Saturday, 23 September 2017

Hualing City




HUALING CITY

If you fly into Tbilisi after dark, from the airplane window it's impossible to miss the huge, fully illuminated box-shaped structure at the edge of the city. This is the 5- star Hualing Hotel, the prominent figurehead of the Hualing City project. Stretching down the hill behind the hotel are a collection of apartment blocks known locally as the Chinese district. Not that there is much Chinese about it except that is was built and financed by a Chinese company. The architecture is a little different and less austere than the neighbouring apartment buildings but none of the staff or residents in this complex are Chinese. There are no Chinese signs, shops or restaurants. Curiously, though, as you punch in your entry code at the front door a recorded voice will greet you in Chinese.

We were in Georgia to prepare, ride and guide a mountain bike tour in the Caucasus. While we were not on the road we had the use of a functionally furnished apartment.
During the first couple of days, not yet knowing our way around and the hotel being such a prominent landmark we would be picked up and dropped- off at the hotel main entrance, where after being greeted by the doorman and smiled at by the receptionists we made our way through the vast lobby out the rear door and on to our humble apartment. At first we had no Wifi connection so we would regularly pop into the hotel to catch up on our mails and messages or , as the apartment was not air conditioned, just to escape the heat for a while.


Walking through this project you will notice that, although it is less than three years old, bits are falling off or are broken and not everything is working quite as it should. On the other hand it is pleasantly landscaped, well maintained and watered lawns with plenty of pools and fountains where children may be paddling in the water under the 'bathing forbidden' notice. The complex is surrounded by a wall, there are guards at the entrances to give the residents a sense of security and the men a sense of having a job. There seem to be a lot of them and not much for them to do. In the daytime it is quiet, people are at work or indoors avoiding the sun. Others leave the city to spend part of the summer visiting grandmother in the countryside or mountains. In the evenings, after dark, there is a pleasantly relaxed atmosphere, some of the remaining residents are sitting around on the walls or doorsteps exchanging gossip while the children play. The adults are friendly and helpful, the children even more so, they are eager to use the few words of English they have learned at school. Since 2008 English is the official second language in Georgia, replacing Russian.


If New York is known as the city that never sleeps then Tbilisi is the city that goes to bed late and doesn't want to get up in the morning. Even in this relatively quiet corner of the city the traffic and street noises go on until deep into the night .. but in the mornings it's quiet ….in Georgia it is, so I'm told, impolite to make appointments or do business before 10am!

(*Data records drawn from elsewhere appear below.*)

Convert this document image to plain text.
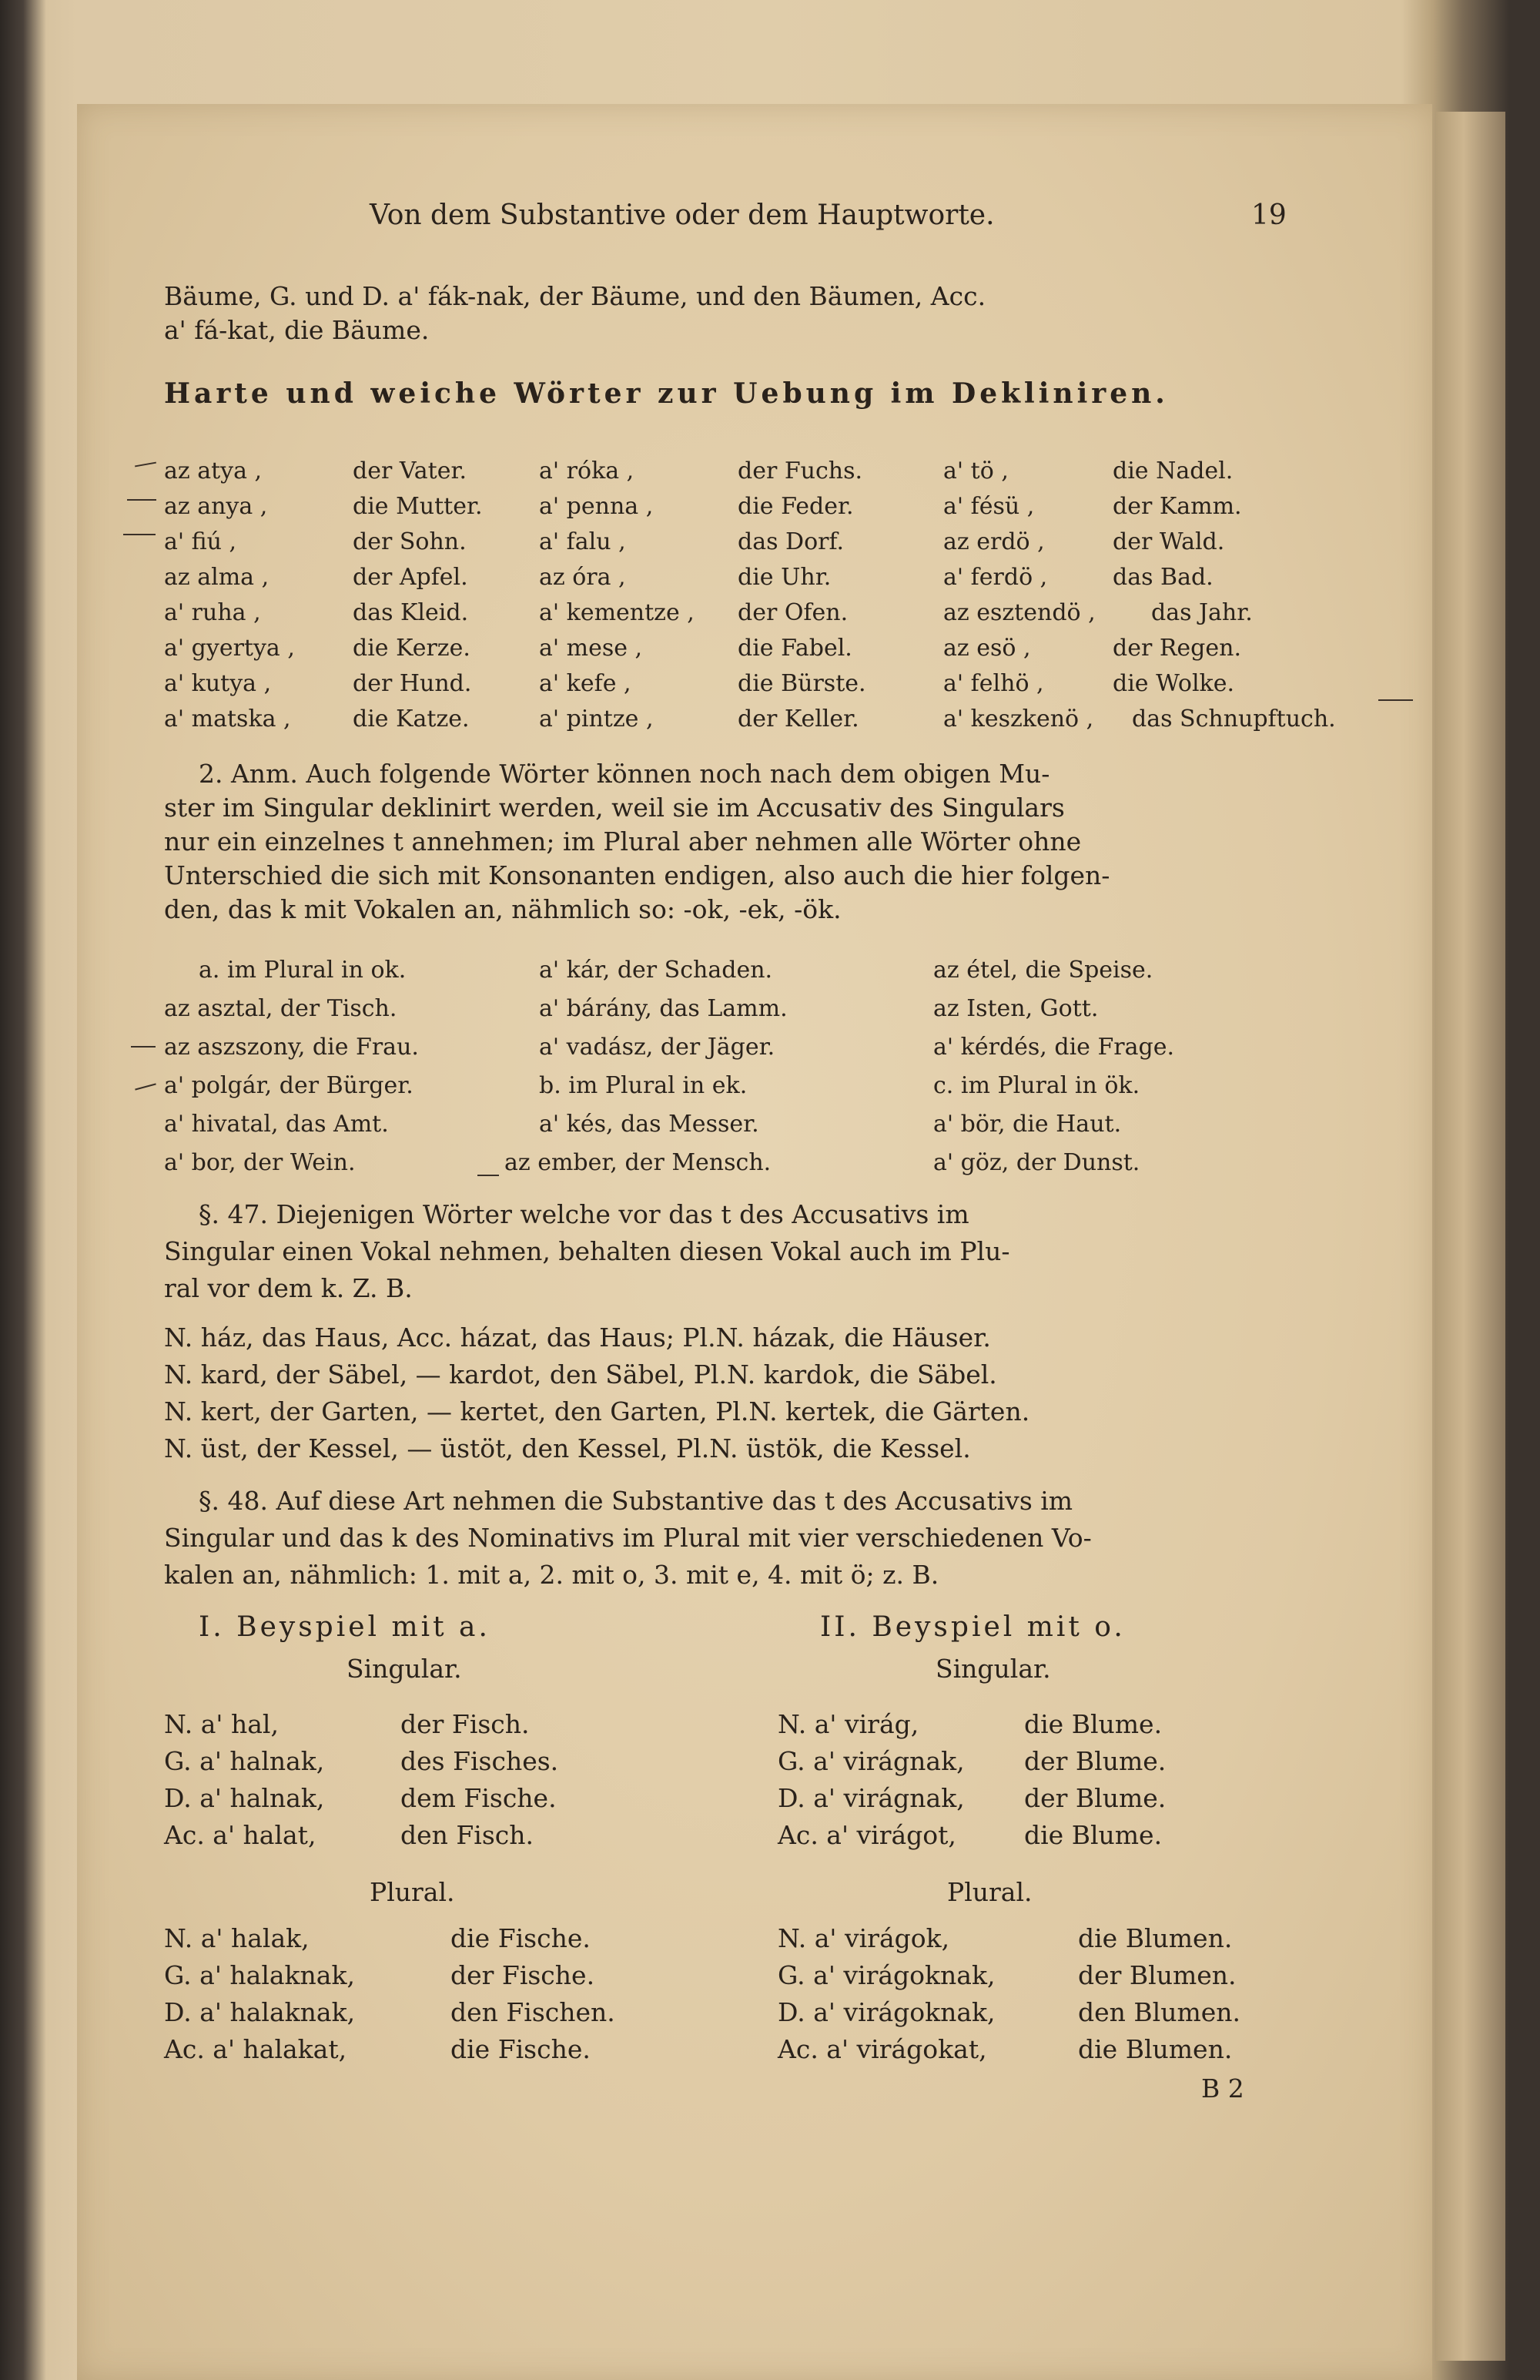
Von dem Substantive oder dem Hauptworte.	19
Bäume, G. und D. a' fák-nak, der Bäume, und den Bäumen, Acc.
a' fá-kat, die Bäume.
Harte und weiche Wörter zur Uebung im Dekliniren.
az atya ,	der Vater.	a' róka ,	der Fuchs.	a' tö ,	die Nadel.
az anya ,	die Mutter. a' penna ,	die Feder.	a' fésü ,	der Kamm.
a' fiú ,	der Sohn.	a' falu ,	das Dorf.	az erdö ,	der Wald.
az alma ,	der Apfel.	az óra ,	die Uhr.	a' ferdö ,	das Bad.
a' ruha ,	das Kleid.	a' kementze , der Ofen.	az esztendö , das Jahr.
a' gyertya ,	die Kerze.	a' mese ,	die Fabel.	az esö ,	der Regen.
a' kutya ,	der Hund.	a' kefe ,	die Bürste.	a' felhö ,	die Wolke.
a' matska ,	die Katze.	a' pintze ,	der Keller.	a' keszkenö , das Schnupftuch.
2. Anm. Auch folgende Wörter können noch nach dem obigen Mu-
ster im Singular deklinirt werden, weil sie im Accusativ des Singulars
nur ein einzelnes t annehmen; im Plural aber nehmen alle Wörter ohne
Unterschied die sich mit Konsonanten endigen, also auch die hier folgen-
den, das k mit Vokalen an, nähmlich so: -ok, -ek, -ök.
a. im Plural in ok.	a' kár, der Schaden.	az étel, die Speise.
az asztal, der Tisch.	a' bárány, das Lamm.	az Isten, Gott.
az aszszony, die Frau.	a' vadász, der Jäger.	a' kérdés, die Frage.
a' polgár, der Bürger.	b. im Plural in ek.	c. im Plural in ök.
a' hivatal, das Amt.	a' kés, das Messer.	a' bör, die Haut.
a' bor, der Wein.	az ember, der Mensch.	a' göz, der Dunst.
§. 47. Diejenigen Wörter welche vor das t des Accusativs im
Singular einen Vokal nehmen, behalten diesen Vokal auch im Plu-
ral vor dem k. Z. B.
N. ház, das Haus, Acc. házat, das Haus; Pl.N. házak, die Häuser.
N. kard, der Säbel, — kardot, den Säbel, Pl.N. kardok, die Säbel.
N. kert, der Garten, — kertet, den Garten, Pl.N. kertek, die Gärten.
N. üst, der Kessel, — üstöt, den Kessel, Pl.N. üstök, die Kessel.
§. 48. Auf diese Art nehmen die Substantive das t des Accusativs im
Singular und das k des Nominativs im Plural mit vier verschiedenen Vo-
kalen an, nähmlich: 1. mit a, 2. mit o, 3. mit e, 4. mit ö; z. B.
I. Beyspiel mit a.
Singular.
N. a' hal,	der Fisch.
G. a' halnak,	des Fisches.
D. a' halnak,	dem Fische.
Ac. a' halat,	den Fisch.
Plural.
N. a' halak,	die Fische.
G. a' halaknak,	der Fische.
D. a' halaknak,	den Fischen.
Ac. a' halakat,	die Fische.
II. Beyspiel mit o.
Singular.
N. a' virág,	die Blume.
G. a' virágnak, der Blume.
D. a' virágnak, der Blume.
Ac. a' virágot,	die Blume.
Plural.
N. a' virágok,	die Blumen.
G. a' virágoknak,	der Blumen.
D. a' virágoknak,	den Blumen.
Ac. a' virágokat,	die Blumen.
B 2
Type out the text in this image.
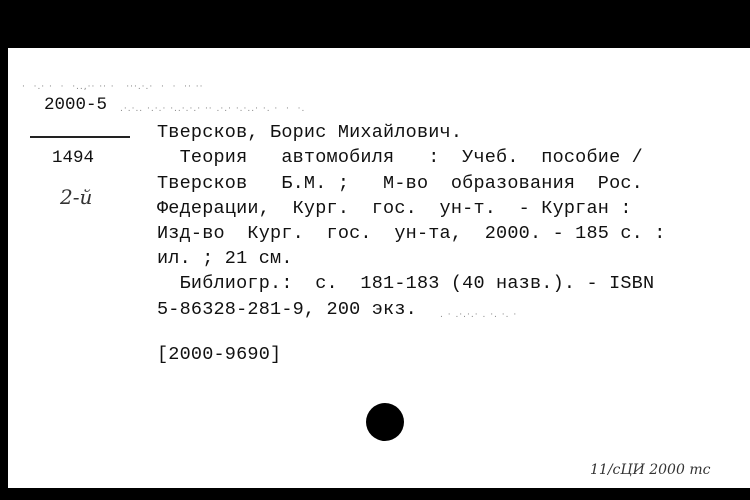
·  ·.· ·  ·  ·..,·· ·· ·   ···.·.·  ·  ·  ·· ··
.·.·.. ·.·.· ·..·.·.· ·· .·.· ·.·..· ·. ·  ·  ·.
2000-5
1494
2-й
Тверсков, Борис Михайлович.
Теория   автомобиля   :  Учеб.  пособие /
Тверсков   Б.М. ;   М-во  образования  Рос.
Федерации,  Кург.  гос.  ун-т.  - Курган :
Изд-во  Кург.  гос.  ун-та,  2000. - 185 с. :
ил. ; 21 см.
Библиогр.:  с.  181-183 (40 назв.). - ISBN
5-86328-281-9, 200 экз.
[2000-9690]
. · .·.·.· . ·. ·. ·
11/cЦИ 2000 тс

Opposite the lower gate you'll find a fruit and vegetable stall under a parasol and a taxi halt where the drivers wait in the baking sun for fares. You may well, like us, get to know the regular drivers quite well, taxis are cheap especially if you know the going rate and they realise you're not a 5-star tourist. The neighbouring district consist of huge grey apartment blocks in varying degrees of decay and neglect, decorated with weeds and washing lines that  add a touch of individuality and a reluctant charm.  In, under and between these concrete blocks, if you take the trouble , you will discover several small general stores, grocers and bakers. Take a short walk further downhill past kiosks where you can fill plastic bottles with cheap beer, an overgrown building site, two wrecked cars and a dubious looking garage and you will be surprised to find 'Ori Tona' an attractive, modern, bar, brewery and restaurant. A row of polished copper brewery kettles form the background and an attractive young waitress will help you choose from a variety of beers. There is every chance that someone at a nearby table will offer you a glass of vodka... and a sausage.
Even closer to the complex, on the other side of the road, between the car-wash and a second hand car tyre dealer, another surprise, the sign says take away pizza but it is a cool and pleasant place just to sit on the original and modern patio and drink coffee (or beer), the is pizza optional.

For a more perverse pleasure you can visit 'The Family' supermarket directly next to the Hualing project... simply because it is such a contrast with the rest of Georgia! Everywhere else whether in cities, villages or small towns even the smallest general stores are fully stocked sometimes leaving little space for customers. Shop owners and assistants, well - most Georgians, are open, helpful, friendly and often inquisitive. Not here! Here you will find an amazing oasis of unfriendliness and bad manners. In this, clean, fresh, well laid-out, spacious supermarket there are always some empty shelves and everyday products are frequently unavailable The staff (the family?) are at best disinterested, at worst openly irritated if you happen to interrupt a delicate nail varnishing session or an important telephone conversation.

One morning a new girl at the check-out smiled at me, we never saw her again!